【挑戦~新加入選手たち(1)】 DF村上一樹
◆細密プレーが持ち味
どうしてもサッカー選手になる夢を捨てられなかった。「何にでもすがる思いだった」。昨年末、FC岐阜のセレクションを受けて道を切り開いた。
文武両道。広島大学大学院工学研究科への進学が決まっていた。それでも、自分の将来を考えた時、「サッカーを続けたいという思いが一番強かった」。大学院を休学し、チームに加入した。
いま、卒論に「大忙し」。海の流れを計算するプログラムをつくる、というのが研究のテーマ。海流によって汚泥物質の行き先を予測し、環境問題の対策に役立てたいのだという。

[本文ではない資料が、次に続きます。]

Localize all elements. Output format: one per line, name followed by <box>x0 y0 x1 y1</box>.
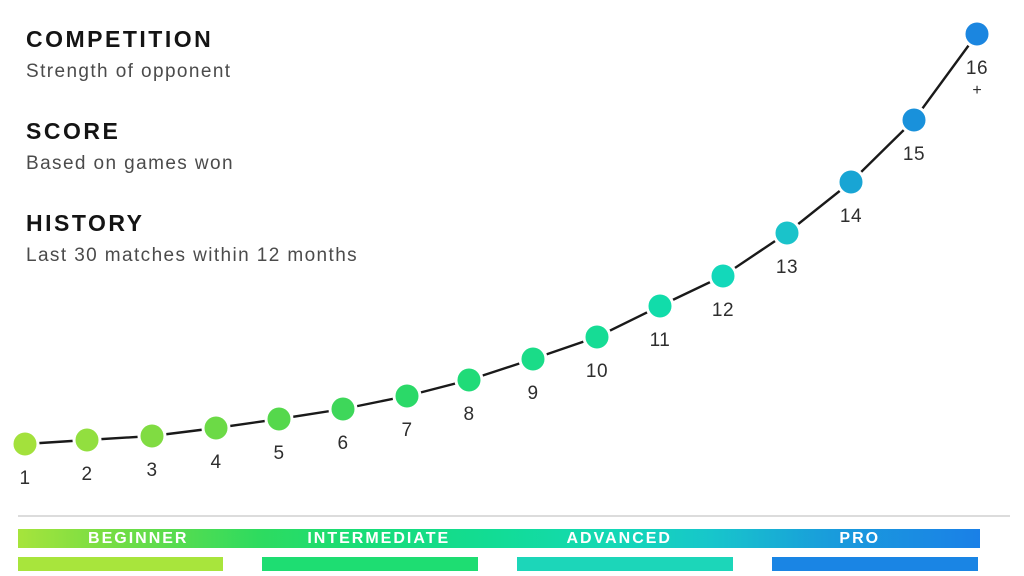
history-title: HISTORY <box>26 210 145 236</box>
data-point-4 <box>201 413 231 443</box>
data-point-16 <box>962 19 992 49</box>
point-label-16: 16 <box>966 58 988 79</box>
data-point-14 <box>836 167 866 197</box>
competition-subtitle: Strength of opponent <box>26 61 232 83</box>
info-panel-history: HISTORY Last 30 matches within 12 months <box>26 210 359 267</box>
tier-underline-pro <box>772 557 978 571</box>
data-point-5 <box>264 404 294 434</box>
point-label-2: 2 <box>81 464 92 485</box>
point-label-14: 14 <box>840 206 862 227</box>
info-panel-competition: COMPETITION Strength of opponent <box>26 26 232 83</box>
data-point-7 <box>392 381 422 411</box>
tier-label-beginner: BEGINNER <box>88 529 189 547</box>
info-panel-score: SCORE Based on games won <box>26 118 234 175</box>
competition-title: COMPETITION <box>26 26 214 52</box>
data-point-12 <box>708 261 738 291</box>
data-point-6 <box>328 394 358 424</box>
data-point-10 <box>582 322 612 352</box>
separator-line <box>18 515 1010 517</box>
score-title: SCORE <box>26 118 121 144</box>
point-label-1: 1 <box>19 468 30 489</box>
progression-line <box>24 33 978 446</box>
data-point-11 <box>645 291 675 321</box>
tier-label-pro: PRO <box>839 529 881 547</box>
tier-label-advanced: ADVANCED <box>566 529 672 547</box>
point-label-9: 9 <box>527 383 538 404</box>
data-point-8 <box>454 365 484 395</box>
data-point-15 <box>899 105 929 135</box>
data-point-9 <box>518 344 548 374</box>
point-label-7: 7 <box>401 420 412 441</box>
point-label-11: 11 <box>650 330 671 351</box>
point-label-10: 10 <box>586 361 608 382</box>
point-label-13: 13 <box>776 257 798 278</box>
data-point-3 <box>137 421 167 451</box>
point-sublabel-16: + <box>972 82 981 99</box>
score-subtitle: Based on games won <box>26 153 234 175</box>
point-label-15: 15 <box>903 144 925 165</box>
history-subtitle: Last 30 matches within 12 months <box>26 245 359 267</box>
point-label-4: 4 <box>210 452 221 473</box>
data-point-1 <box>10 429 40 459</box>
data-point-2 <box>72 425 102 455</box>
point-label-3: 3 <box>146 460 157 481</box>
point-label-12: 12 <box>712 300 734 321</box>
tier-gradient-bar: BEGINNER INTERMEDIATE ADVANCED PRO <box>18 529 980 548</box>
point-label-8: 8 <box>463 404 474 425</box>
point-label-6: 6 <box>337 433 348 454</box>
tier-underline-intermediate <box>262 557 478 571</box>
point-label-5: 5 <box>273 443 284 464</box>
tier-label-intermediate: INTERMEDIATE <box>307 529 451 547</box>
data-point-13 <box>772 218 802 248</box>
tier-underline-beginner <box>18 557 223 571</box>
tier-underline-advanced <box>517 557 733 571</box>
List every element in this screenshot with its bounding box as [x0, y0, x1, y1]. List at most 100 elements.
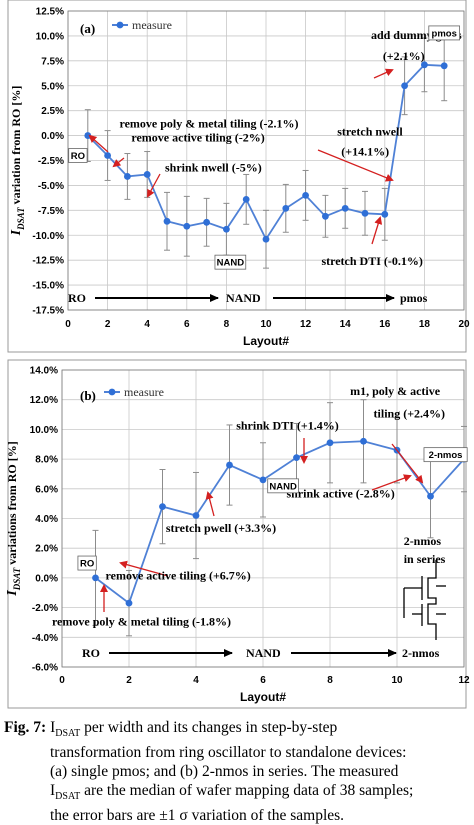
data-point — [104, 152, 111, 159]
y-tick-label: -5.0% — [38, 181, 64, 192]
y-tick-label: 8.0% — [35, 455, 58, 466]
device-box — [267, 478, 299, 494]
data-point — [124, 173, 131, 180]
panel-frame — [7, 359, 467, 709]
band-label: RO — [68, 291, 86, 305]
chart-panel-a: 12.5% 10.0% 7.5% 5.0% 2.5% 0.0% -2.5% -5.0% -7.5… — [7, 0, 470, 353]
annotation-arrow — [391, 443, 424, 484]
data-point — [322, 212, 329, 220]
data-point — [143, 171, 151, 178]
annotation-label: remove active tiling (+6.7%) — [106, 568, 251, 582]
data-point — [421, 61, 428, 69]
device-box-label: RO — [80, 559, 94, 570]
annotation-label: stretch pwell (+3.3%) — [166, 521, 276, 535]
y-axis-title-rest: variation from RO [%] — [9, 86, 23, 208]
legend: measure — [104, 385, 164, 399]
x-tick-label: 2 — [105, 319, 111, 330]
device-box-label: NAND — [217, 258, 245, 269]
annotation-label: stretch DTI (-0.1%) — [321, 254, 422, 268]
x-axis-title: Layout# — [243, 334, 289, 348]
x-tick-label: 16 — [379, 319, 391, 330]
y-tick-label: -15.0% — [32, 281, 64, 292]
data-point — [223, 225, 230, 233]
x-tick-label: 10 — [260, 319, 272, 330]
data-point — [293, 454, 300, 462]
y-tick-label: 5.0% — [41, 81, 64, 92]
device-box-label: NAND — [269, 481, 297, 492]
annotation-label: remove active tiling (-2%) — [131, 131, 264, 145]
caption-line-5: the error bars are ±1 σ variation of the… — [50, 807, 345, 825]
annotation-label: shrink DTI (+1.4%) — [236, 418, 339, 432]
panel-label: (a) — [80, 21, 95, 36]
annotation-label: remove poly & metal tiling (-2.1%) — [119, 117, 298, 131]
device-box — [77, 555, 97, 571]
panel-frame — [7, 0, 467, 353]
y-axis-title-rest: variations from RO [%] — [5, 441, 19, 567]
annotation-label: (+14.1%) — [341, 145, 389, 159]
legend: measure — [112, 18, 172, 32]
device-box-label: pmos — [432, 28, 457, 39]
x-tick-label: 8 — [327, 675, 333, 686]
legend-label: measure — [124, 385, 164, 399]
x-tick-label: 6 — [260, 675, 266, 686]
x-tick-label: 12 — [458, 675, 470, 686]
y-tick-label: 12.5% — [36, 7, 64, 18]
caption-line-4: IDSAT are the median of wafer mapping da… — [50, 782, 414, 803]
data-point — [361, 209, 369, 217]
x-tick-label: 18 — [419, 319, 431, 330]
schematic-wire — [427, 560, 437, 640]
x-tick-label: 20 — [458, 319, 470, 330]
y-axis-title: IDSAT variation from RO [%] — [9, 86, 26, 237]
y-tick-label: -12.5% — [32, 256, 64, 267]
caption-line-1: IDSAT per width and its changes in step-… — [50, 719, 338, 740]
annotation-arrow — [119, 560, 169, 577]
y-tick-label: -10.0% — [32, 231, 64, 242]
annotation-arrow — [147, 173, 161, 198]
y-tick-label: -2.5% — [38, 156, 64, 167]
band-label: RO — [82, 646, 100, 660]
caption-line-3: (a) single pmos; and (b) 2-nmos in serie… — [50, 763, 399, 781]
y-tick-label: 2.5% — [41, 106, 64, 117]
x-tick-label: 4 — [144, 319, 150, 330]
data-point — [163, 217, 171, 225]
data-point — [226, 461, 233, 469]
band-label: NAND — [226, 291, 261, 305]
annotation-label: tiling (+2.4%) — [374, 407, 446, 421]
legend-marker — [116, 21, 124, 29]
annotation-arrow — [373, 68, 394, 79]
band-label: pmos — [400, 291, 428, 305]
y-tick-label: 0.0% — [35, 573, 58, 584]
annotation-arrow — [371, 474, 412, 491]
y-tick-label: 10.0% — [30, 425, 58, 436]
annotation-label: stretch nwell — [337, 125, 403, 139]
y-tick-label: -2.0% — [32, 603, 58, 614]
data-point — [159, 503, 166, 511]
band-label: 2-nmos — [402, 646, 440, 660]
annotation-label: remove poly & metal tiling (-1.8%) — [52, 614, 231, 628]
data-point — [326, 439, 334, 447]
figure-caption: Fig. 7: IDSAT per width and its changes … — [4, 719, 414, 825]
device-box — [428, 25, 460, 41]
y-tick-label: -17.5% — [32, 306, 64, 317]
data-point — [192, 512, 200, 519]
x-tick-label: 0 — [59, 675, 65, 686]
y-axis-title-main: I — [5, 590, 20, 597]
series-measure — [92, 399, 468, 637]
y-tick-label: 2.0% — [35, 544, 58, 555]
annotation-label: (+2.1%) — [383, 49, 425, 63]
data-point — [84, 132, 92, 139]
x-tick-label: 2 — [126, 675, 132, 686]
y-tick-label: 12.0% — [30, 395, 58, 406]
x-tick-label: 14 — [340, 319, 352, 330]
y-tick-label: 7.5% — [41, 56, 64, 67]
data-point — [440, 62, 448, 70]
device-box-label: RO — [71, 151, 85, 162]
caption-label: Fig. 7 — [4, 719, 42, 736]
x-tick-label: 10 — [391, 675, 403, 686]
data-point — [242, 195, 250, 203]
y-axis-title-sub: DSAT — [12, 567, 22, 591]
band-label: NAND — [246, 646, 281, 660]
y-axis-title-main: I — [9, 229, 24, 236]
y-tick-label: -6.0% — [32, 663, 58, 674]
device-box — [214, 254, 247, 270]
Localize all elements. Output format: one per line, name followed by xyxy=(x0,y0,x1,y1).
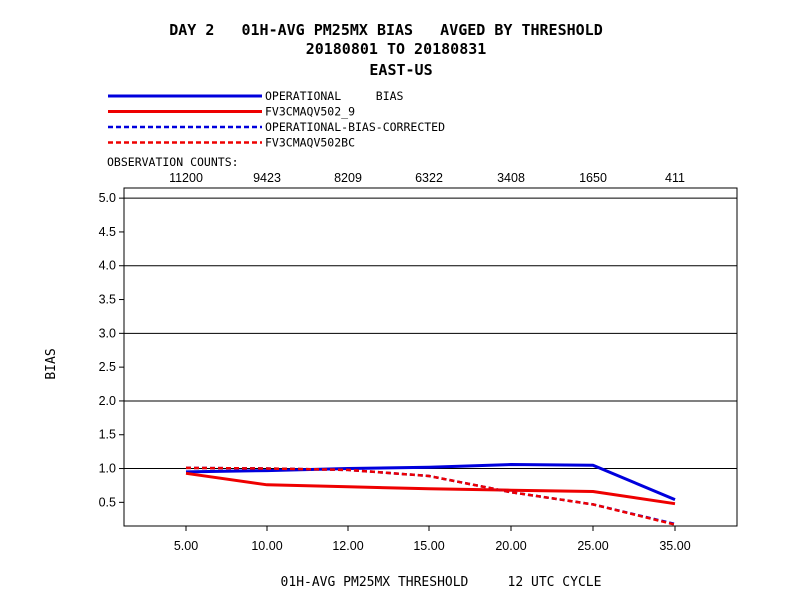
x-tick-label: 35.00 xyxy=(659,539,690,553)
chart-title-line3: EAST-US xyxy=(369,61,432,79)
y-tick-label: 2.5 xyxy=(99,360,116,374)
y-tick-label: 3.0 xyxy=(99,326,116,340)
legend-label: FV3CMAQV502_9 xyxy=(265,105,355,119)
y-tick-label: 2.0 xyxy=(99,394,116,408)
gridlines xyxy=(124,197,737,470)
series-line xyxy=(185,471,676,506)
y-axis-label: BIAS xyxy=(44,348,59,379)
y-axis: 5.0 4.5 4.0 3.5 3.0 2.5 2.0 1.5 1.0 0.5 xyxy=(99,191,124,509)
x-tick-label: 15.00 xyxy=(413,539,444,553)
legend-label: OPERATIONAL BIAS xyxy=(265,89,404,103)
chart-title-line1: DAY 2 01H-AVG PM25MX BIAS AVGED BY THRES… xyxy=(169,21,602,39)
x-axis: 5.00 10.00 12.00 15.00 20.00 25.00 35.00 xyxy=(174,526,691,553)
y-tick-label: 0.5 xyxy=(99,495,116,509)
y-tick-label: 1.0 xyxy=(99,462,116,476)
observation-counts: 11200 9423 8209 6322 3408 1650 411 xyxy=(169,171,685,185)
x-tick-label: 10.00 xyxy=(251,539,282,553)
chart-title-line2: 20180801 TO 20180831 xyxy=(306,40,487,58)
legend: OPERATIONAL BIAS FV3CMAQV502_9OPERATIONAL… xyxy=(108,89,445,150)
x-tick-label: 5.00 xyxy=(174,539,198,553)
y-tick-label: 5.0 xyxy=(99,191,116,205)
observation-count: 8209 xyxy=(334,171,362,185)
observation-count: 411 xyxy=(665,171,685,185)
x-axis-label: 01H-AVG PM25MX THRESHOLD 12 UTC CYCLE xyxy=(281,575,602,590)
series-group xyxy=(185,463,676,526)
observation-count: 9423 xyxy=(253,171,281,185)
series-line xyxy=(185,463,676,501)
plot-frame xyxy=(123,187,738,527)
legend-label: FV3CMAQV502BC xyxy=(265,136,355,150)
observation-counts-label: OBSERVATION COUNTS: xyxy=(107,155,239,169)
y-tick-label: 3.5 xyxy=(99,293,116,307)
x-tick-label: 25.00 xyxy=(577,539,608,553)
observation-count: 6322 xyxy=(415,171,443,185)
legend-label: OPERATIONAL-BIAS-CORRECTED xyxy=(265,120,445,134)
y-tick-label: 4.0 xyxy=(99,259,116,273)
observation-count: 11200 xyxy=(169,171,203,185)
x-tick-label: 20.00 xyxy=(495,539,526,553)
y-tick-label: 4.5 xyxy=(99,225,116,239)
observation-count: 3408 xyxy=(497,171,525,185)
x-tick-label: 12.00 xyxy=(332,539,363,553)
y-tick-label: 1.5 xyxy=(99,428,116,442)
series-line xyxy=(185,466,676,526)
observation-count: 1650 xyxy=(579,171,607,185)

そんな頭脳派は、ピッチの上でも細密なプレーをみせる。「相手の動きを予測して、ポジショニングを取る。ボールをもっていない時の、相手との駆け引きとかを心掛けている」
高校は、公式戦で1勝もできない弱小チームだった。経歴といえるのは、広島大時代に広島県国体選抜とデンソーカップ中国・四国選抜に入ったぐらい。だが、「あいつがいれば安心できると思われる選手になりたい」と負けん気をのぞかせる。
むらかみ・かずき 愛媛県松山市出身。西条高から広島大に入学。広島県国体選抜、デンソーカップ中国・四国選抜に選ばれた。身長179センチ、体重73キロ。1987年12月21日生まれ、22歳。